I am suggesting we become creative in restructuring and how we do business and allow all leaders to emerge.  Adminstration can be facilitation. I have tried to find research that supports what I am suggesting but haven’t found anything.  Any ideas from anyone out there? 

 Take advantage of thinking outside the box with everything we do.  We can’t be expert in everything and by spreading expertise we can strengthen our abilities to provide effective education.  When projects emerge it is necessary to bring those experts into the room by what they know and have been educated in not by what their title dictates!
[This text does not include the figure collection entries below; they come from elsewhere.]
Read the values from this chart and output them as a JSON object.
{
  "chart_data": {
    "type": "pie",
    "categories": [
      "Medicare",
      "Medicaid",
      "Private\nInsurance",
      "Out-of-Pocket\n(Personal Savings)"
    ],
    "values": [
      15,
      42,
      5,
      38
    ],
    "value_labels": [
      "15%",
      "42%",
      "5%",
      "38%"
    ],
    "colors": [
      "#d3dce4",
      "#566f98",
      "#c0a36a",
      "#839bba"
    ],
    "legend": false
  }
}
There has been so much controversy over what works and what doesn’t. Our students are failing and leave it to the “experts” to figure out why. I came across an article “Dropping out is hard to do” in the Center for School Reform newsletter. I liked the ideas it put forth about developing relationships with students, making education more meaningful, encouraging rigor, early detection of students at risk, and most importantly improving the culture of our school to improve disengagement issues with our children. I feel we are constantly laying blame on home lives, poverty, and other contributing factors to our students failure in school. They do contribute and that is why we need to challenge ourselves to go through our own “industrial revolution” to look at education differently. Has anyone asked the kids??? If they do are they taken seriously?

The Northwest Regional Education Lab- quality and teaching division, created a guide to develop professional learning teams to bring teachers together as leaders in their own development and growth. High need districts were selected for the study. Teachers were put into teams to look at data, determine instructional strategies based on that data, use research based strategies, collect classroom data and reflect as a team to improve. The process also includes developing teams, resolving conflict, developing trust, and improving communication.

This model puts teachers in the drivers seat and administrators provide them with the resources they need to succeed. Those resources might be access to the data they need, professional development and meeting time, bringing in experts as they identify areas they want to improve, etc. Teachers drive the change by their own research which is what we encourage our students to do. Our teachers become learners, educators and decision makers in their own destiny with a common goal of improving student performance. With this vested interest teachers develop a process for growth and “life long learning” that we so desparately want to instill in our students.

This article provides a guide which I highly recommend. Administrators become supporters and gatherers of resources and teachers implement their plans as teams to provide constant feedback, improving of practice, and reflection.

The article is Improving Instruction through Professional Learning Teams, A guide for school leaders. November 2005, Dr. Susan Sather.  I have provided you with a link under other resources.